If we are interested in effects applying to individuals, there is a more feasible alternative approach, referred to as the idiographic approach [9, 14, 15]. In this approach, power does not result from sample size but from the multitude of repeated measurements. The aim is to explain variance within individuals (intra-individual variation), and the unit of analysis is the individual, which is the most radical way of dealing with heterogeneity and confounding. The multitude of repeated assessments separated by short time lags allows evaluation of the temporal dynamics of the associations of interest, thereby greatly enhancing the possibility of drawing conclusions about causality. Several techniques for the analyses of such high-intensity time series data have been developed in fields such as econometrics and meteorology [1618], but these techniques have to date hardly penetrated medical research. Capitalizing on the large number of measurements, it is possible to evaluate processes of change over time, bidirectional effects, feedback loops, non-linear effects, and complex dynamic interactions between multiple variables [19, 20], effects that are impossible to analyze properly using nomothetic designs. Idiographic studies have the potential to produce results that are of direct clinical relevance to individuals, enabling patient-tailored advice.

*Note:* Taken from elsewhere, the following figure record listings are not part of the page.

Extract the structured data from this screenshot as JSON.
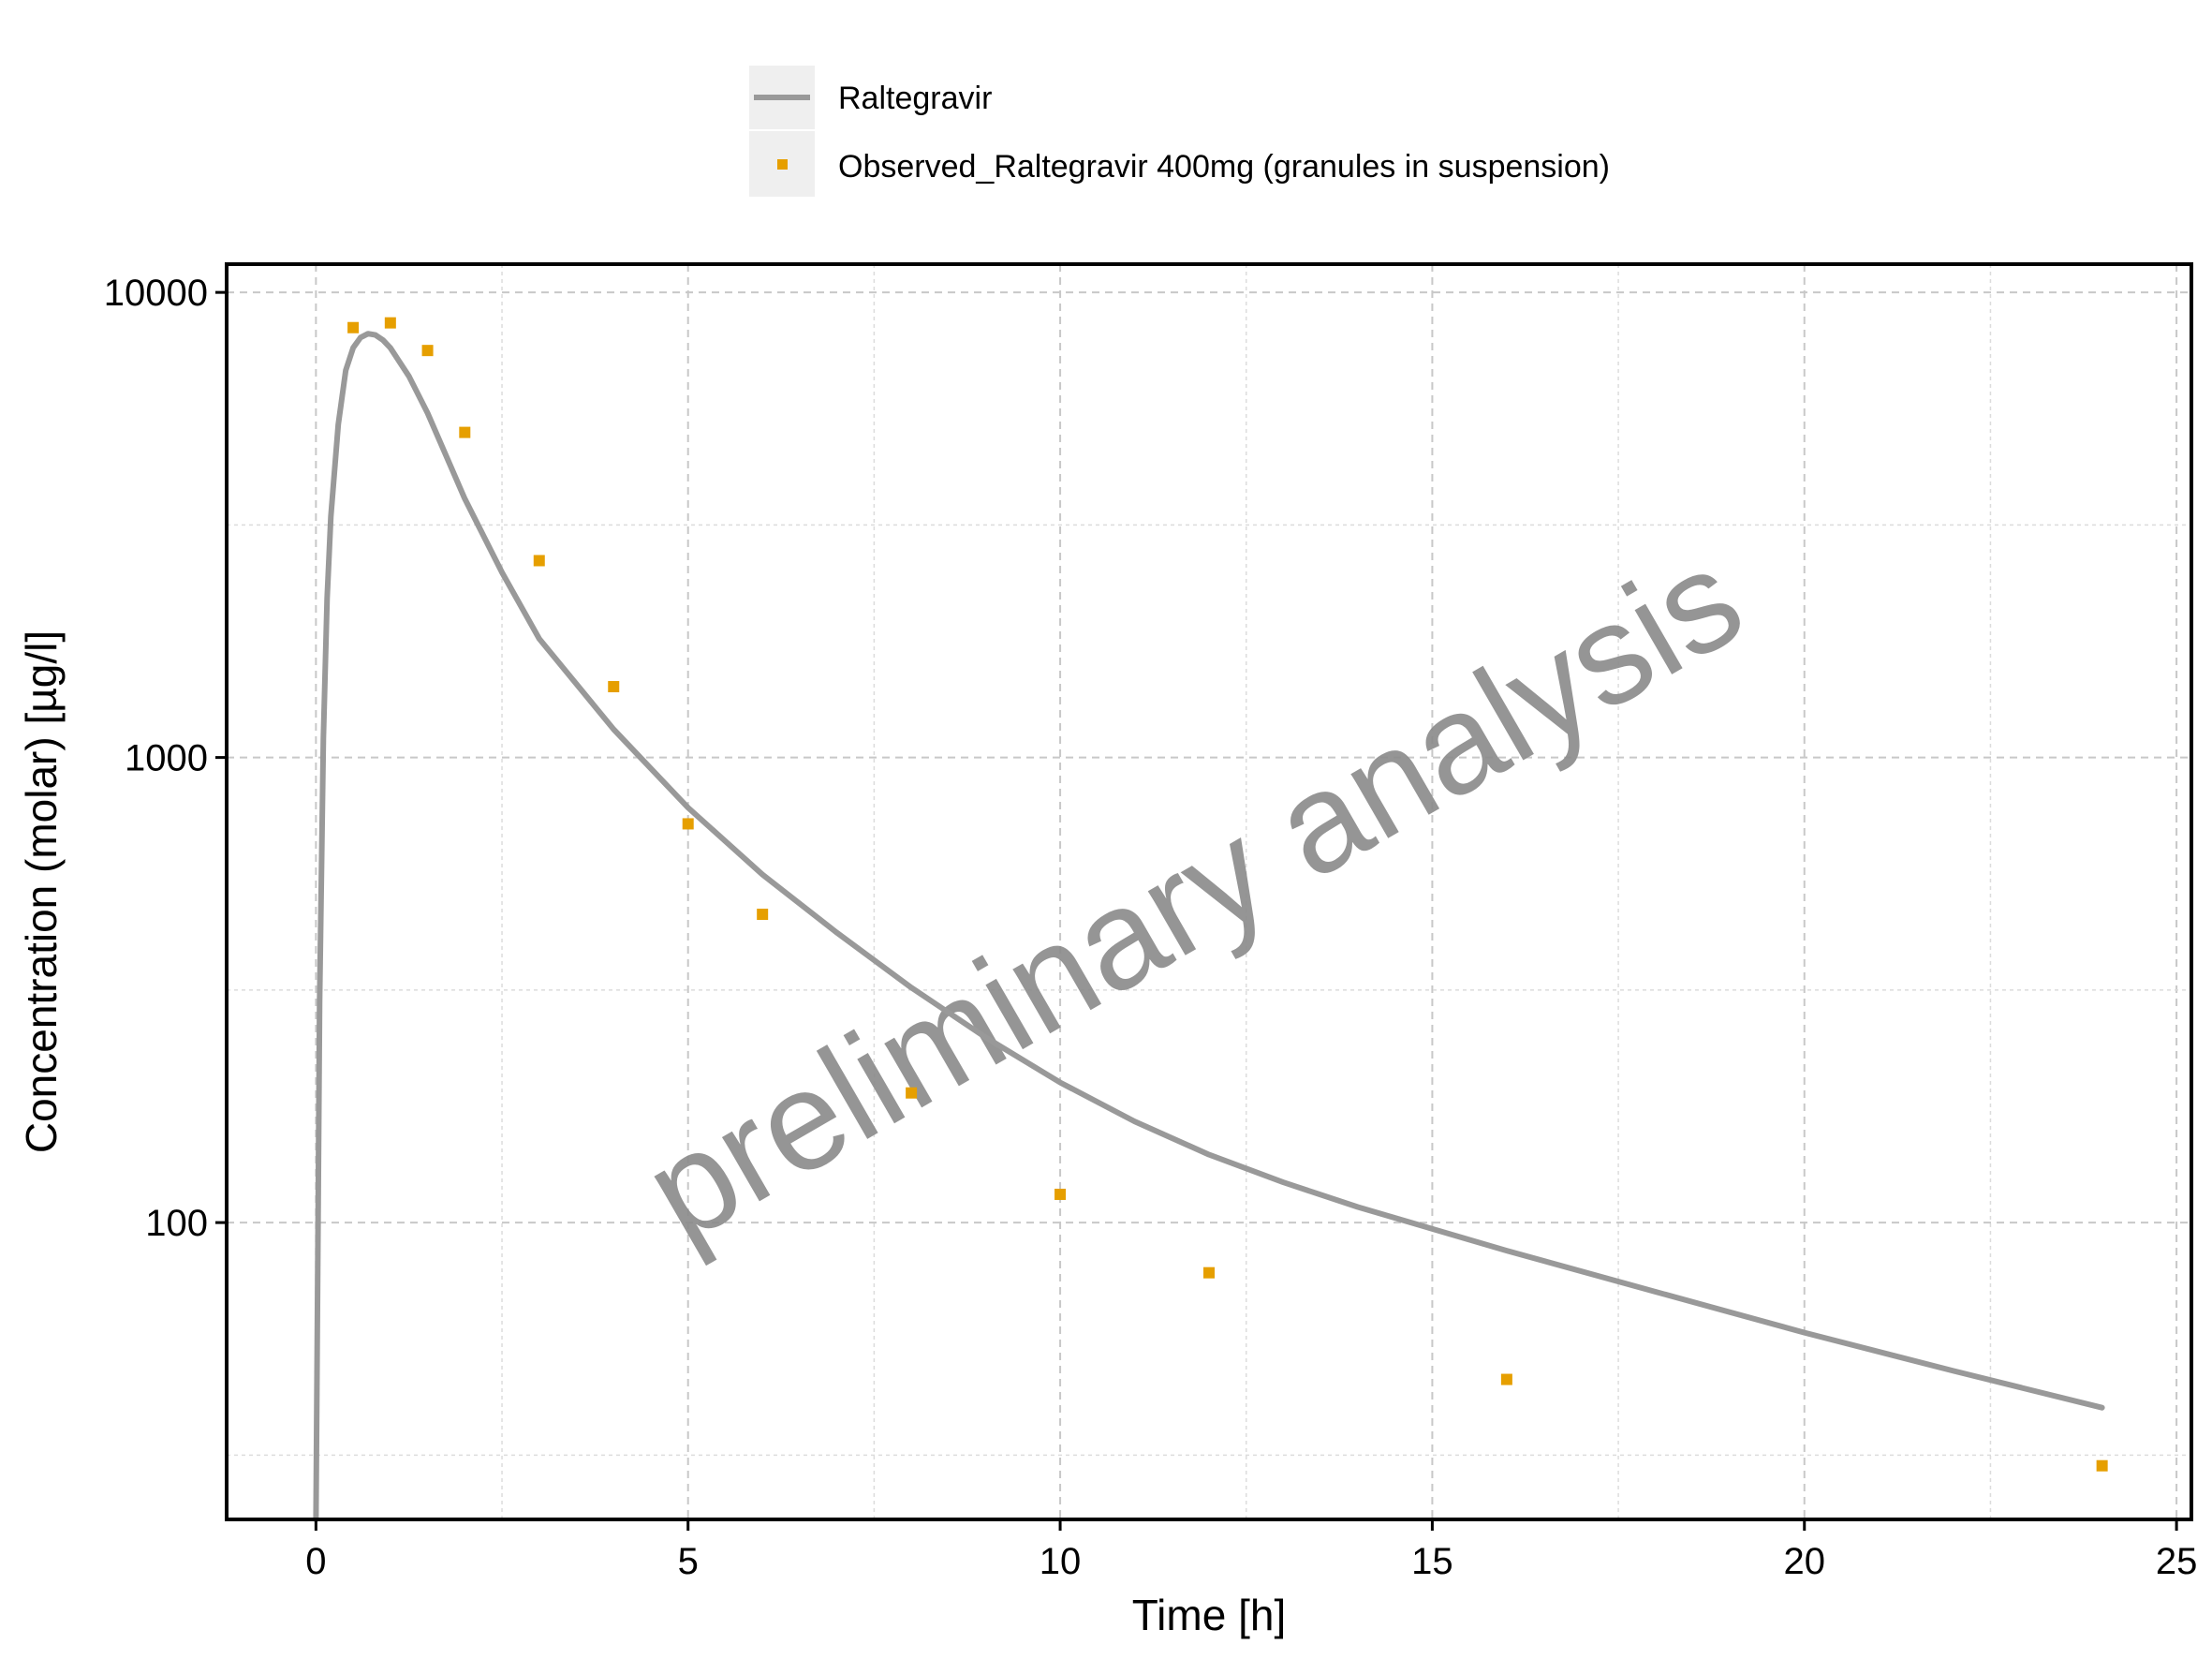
{
  "chart_data": {
    "type": "line",
    "title": "",
    "xlabel": "Time [h]",
    "ylabel": "Concentration (molar) [µg/l]",
    "x_scale": "linear",
    "y_scale": "log",
    "xlim": [
      -1.2,
      25.2
    ],
    "ylim": [
      23,
      11500
    ],
    "x_ticks": [
      0,
      5,
      10,
      15,
      20,
      25
    ],
    "x_tick_labels": [
      "0",
      "5",
      "10",
      "15",
      "20",
      "25"
    ],
    "y_ticks": [
      100,
      1000,
      10000
    ],
    "y_tick_labels": [
      "100",
      "1000",
      "10000"
    ],
    "grid": true,
    "legend_position": "top",
    "watermark": "preliminary analysis",
    "colors": {
      "simulated": "#999999",
      "observed": "#E69F00",
      "grid": "#c8c8c8"
    },
    "series": [
      {
        "name": "Raltegravir",
        "kind": "line",
        "x": [
          0,
          0.05,
          0.1,
          0.15,
          0.2,
          0.3,
          0.4,
          0.5,
          0.6,
          0.7,
          0.8,
          0.9,
          1.0,
          1.25,
          1.5,
          2.0,
          2.5,
          3.0,
          4.0,
          5.0,
          6.0,
          7.0,
          8.0,
          9.0,
          10.0,
          11.0,
          12.0,
          13.0,
          14.0,
          16.0,
          18.0,
          20.0,
          22.0,
          24.0
        ],
        "y": [
          23,
          300,
          1100,
          2200,
          3300,
          5200,
          6800,
          7600,
          8000,
          8150,
          8100,
          7900,
          7600,
          6600,
          5500,
          3600,
          2500,
          1800,
          1150,
          780,
          560,
          420,
          320,
          250,
          200,
          165,
          140,
          122,
          108,
          87,
          71,
          58,
          48,
          40
        ]
      },
      {
        "name": "Observed_Raltegravir 400mg (granules in suspension)",
        "kind": "points",
        "x": [
          0.5,
          1.0,
          1.5,
          2.0,
          3.0,
          4.0,
          5.0,
          6.0,
          8.0,
          10.0,
          12.0,
          16.0,
          24.0
        ],
        "y": [
          8400,
          8600,
          7500,
          5000,
          2650,
          1420,
          720,
          460,
          190,
          115,
          78,
          46,
          30
        ]
      }
    ]
  }
}
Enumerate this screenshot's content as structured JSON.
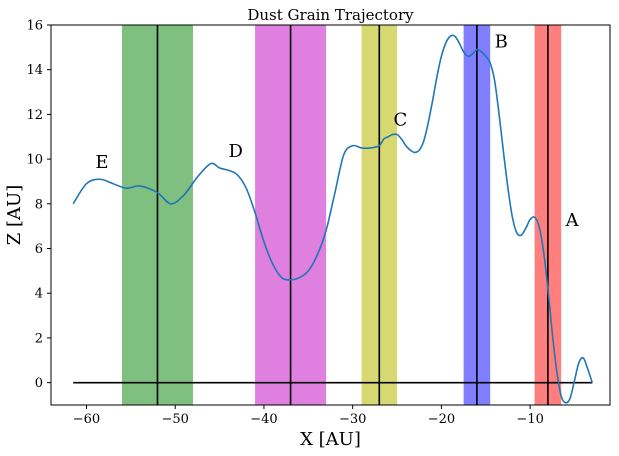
{
  "chart_data": {
    "type": "line",
    "title": "Dust Grain Trajectory",
    "xlabel": "X [AU]",
    "ylabel": "Z [AU]",
    "xlim": [
      -64,
      -1
    ],
    "ylim": [
      -1,
      16
    ],
    "xticks": [
      -60,
      -50,
      -40,
      -30,
      -20,
      -10
    ],
    "yticks": [
      0,
      2,
      4,
      6,
      8,
      10,
      12,
      14,
      16
    ],
    "grid": false,
    "bands": [
      {
        "id": "E-band",
        "x0": -56,
        "x1": -48,
        "color": "#008000",
        "opacity": 0.5
      },
      {
        "id": "D-band",
        "x0": -41,
        "x1": -33,
        "color": "#c000c0",
        "opacity": 0.5
      },
      {
        "id": "C-band",
        "x0": -29,
        "x1": -25,
        "color": "#b8b800",
        "opacity": 0.55
      },
      {
        "id": "B-band",
        "x0": -17.5,
        "x1": -14.5,
        "color": "#0000ff",
        "opacity": 0.5
      },
      {
        "id": "A-band",
        "x0": -9.5,
        "x1": -6.5,
        "color": "#ff0000",
        "opacity": 0.5
      }
    ],
    "vlines": [
      -52,
      -37,
      -27,
      -16,
      -8
    ],
    "hline": {
      "y": 0,
      "x0": -61.5,
      "x1": -3
    },
    "series": [
      {
        "color": "#1f77b4",
        "x": [
          -61.5,
          -60,
          -58.5,
          -57,
          -55.5,
          -54,
          -52,
          -50.5,
          -49,
          -47.5,
          -46,
          -45,
          -44,
          -43,
          -42,
          -41,
          -40,
          -39,
          -38,
          -37,
          -36,
          -35,
          -34,
          -33,
          -32,
          -31,
          -30,
          -29,
          -28,
          -27,
          -26.5,
          -26,
          -25.5,
          -25,
          -24.5,
          -24,
          -23.5,
          -23,
          -22.5,
          -22,
          -21.5,
          -21,
          -20.5,
          -20,
          -19.5,
          -19,
          -18.5,
          -18,
          -17.5,
          -17,
          -16.5,
          -16,
          -15.5,
          -15,
          -14.5,
          -14,
          -13.5,
          -13,
          -12.5,
          -12,
          -11.5,
          -11,
          -10.5,
          -10,
          -9.5,
          -9,
          -8.5,
          -8,
          -7.5,
          -7,
          -6.5,
          -6,
          -5.5,
          -5,
          -4.5,
          -4,
          -3.5,
          -3
        ],
        "y": [
          8.0,
          8.9,
          9.1,
          8.9,
          8.7,
          8.8,
          8.5,
          8.0,
          8.4,
          9.2,
          9.8,
          9.6,
          9.5,
          9.3,
          8.7,
          7.6,
          6.3,
          5.3,
          4.7,
          4.6,
          4.7,
          5.0,
          5.7,
          6.8,
          8.5,
          10.2,
          10.6,
          10.5,
          10.5,
          10.6,
          10.9,
          11.0,
          11.1,
          11.1,
          10.9,
          10.6,
          10.4,
          10.3,
          10.4,
          10.8,
          11.6,
          12.6,
          13.7,
          14.6,
          15.2,
          15.5,
          15.5,
          15.2,
          14.8,
          14.6,
          14.7,
          14.9,
          14.8,
          14.6,
          14.3,
          13.5,
          12.0,
          10.3,
          8.7,
          7.4,
          6.7,
          6.6,
          6.9,
          7.3,
          7.4,
          7.0,
          5.9,
          4.2,
          2.2,
          0.5,
          -0.6,
          -0.9,
          -0.7,
          0.1,
          0.9,
          1.1,
          0.6,
          0.0
        ]
      }
    ],
    "annotations": [
      {
        "text": "A",
        "x": -6,
        "y": 7.0
      },
      {
        "text": "B",
        "x": -14,
        "y": 15.0
      },
      {
        "text": "C",
        "x": -25.4,
        "y": 11.5
      },
      {
        "text": "D",
        "x": -44,
        "y": 10.1
      },
      {
        "text": "E",
        "x": -59,
        "y": 9.6
      }
    ]
  }
}
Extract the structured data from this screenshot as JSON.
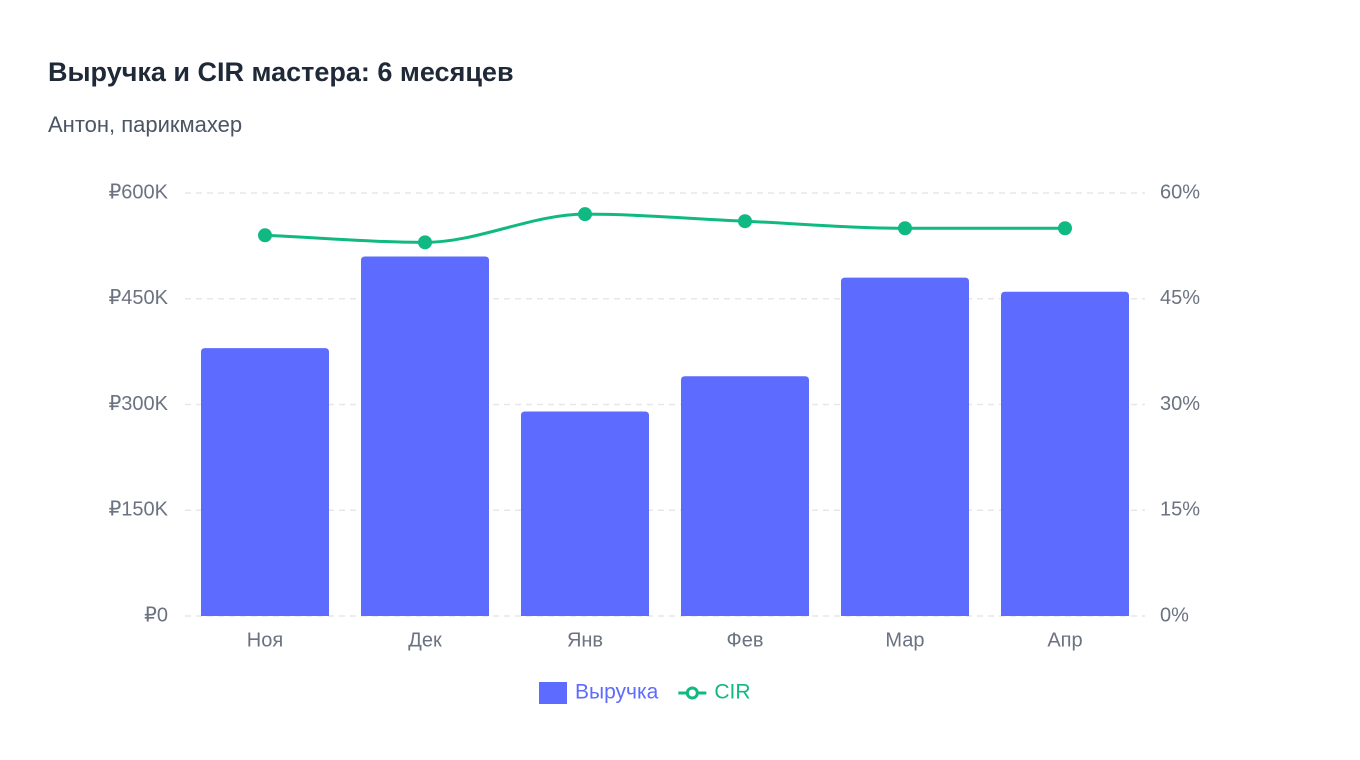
{
  "chart_data": {
    "type": "bar",
    "title": "Выручка и CIR мастера: 6 месяцев",
    "subtitle": "Антон, парикмахер",
    "categories": [
      "Ноя",
      "Дек",
      "Янв",
      "Фев",
      "Мар",
      "Апр"
    ],
    "series": [
      {
        "name": "Выручка",
        "type": "bar",
        "color": "#5d6bff",
        "values": [
          380000,
          510000,
          290000,
          340000,
          480000,
          460000
        ]
      },
      {
        "name": "CIR",
        "type": "line",
        "axis": "y2",
        "color": "#10b981",
        "values": [
          54,
          53,
          57,
          56,
          55,
          55
        ]
      }
    ],
    "ylim": [
      0,
      600000
    ],
    "yticks": [
      {
        "value": 0,
        "label": "₽0"
      },
      {
        "value": 150000,
        "label": "₽150K"
      },
      {
        "value": 300000,
        "label": "₽300K"
      },
      {
        "value": 450000,
        "label": "₽450K"
      },
      {
        "value": 600000,
        "label": "₽600K"
      }
    ],
    "y2lim": [
      0,
      60
    ],
    "y2ticks": [
      {
        "value": 0,
        "label": "0%"
      },
      {
        "value": 15,
        "label": "15%"
      },
      {
        "value": 30,
        "label": "30%"
      },
      {
        "value": 45,
        "label": "45%"
      },
      {
        "value": 60,
        "label": "60%"
      }
    ],
    "grid": true,
    "legend": "bottom"
  }
}
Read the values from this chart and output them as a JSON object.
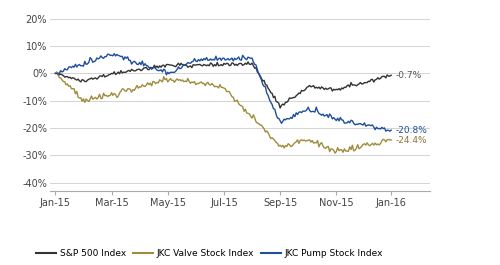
{
  "y_ticks": [
    20,
    10,
    0,
    -10,
    -20,
    -30,
    -40
  ],
  "y_labels": [
    "20%",
    "10%",
    "0%",
    "-10%",
    "-20%",
    "-30%",
    "-40%"
  ],
  "ylim": [
    -43,
    23
  ],
  "xlim_left": -4,
  "x_tick_labels": [
    "Jan-15",
    "Mar-15",
    "May-15",
    "Jul-15",
    "Sep-15",
    "Nov-15",
    "Jan-16"
  ],
  "end_labels": {
    "sp500": "-0.7%",
    "valve": "-24.4%",
    "pump": "-20.8%"
  },
  "end_label_colors": {
    "sp500": "#555555",
    "valve": "#8B7536",
    "pump": "#1F4E9C"
  },
  "colors": {
    "sp500": "#333333",
    "valve": "#A08C3C",
    "pump": "#1F4E9C"
  },
  "legend_labels": [
    "S&P 500 Index",
    "JKC Valve Stock Index",
    "JKC Pump Stock Index"
  ],
  "background_color": "#FFFFFF",
  "grid_color": "#CCCCCC",
  "n_days": 252
}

Conclusion and perspectives

The study by Stafford et al. is illustrative of some fundamental problems of the current research paradigm, which impede scientific progression. The nomothetic approach is essentially unfit to answer intra-individual questions, because what applies in aggregate is not necessarily informative for what is true for individuals [10]. However, a disadvantage of the idiographic approach, is that results from single individuals do not generalize well to the population at large. Therefore, a combination of nomothetic and idiographic methods, which takes into account both heterogeneity and dynamic complexity, but simultaneously tries to identify similarities and regularities across individuals and time, seems to be the way forward. Some promising steps in this direction have been made in recent years [2124]. Such an approach should help to identify prototypical patients with specific etiological pathways, and thus arrive at knowledge that is not only useful for society but also valid in individuals.

Authors’ information

PDJ is a Professor of Psychiatric Epidemiology and Head of the Interdisciplinary Center Psychopathology and Emotion regulation, University Medical Center Groningen, University of Groningen, The Netherlands, who has been involved in several studies on the association between depression and cardiac disease. EB is a post-doctoral researcher at the same institution, who has a background in depression research and time-series analysis.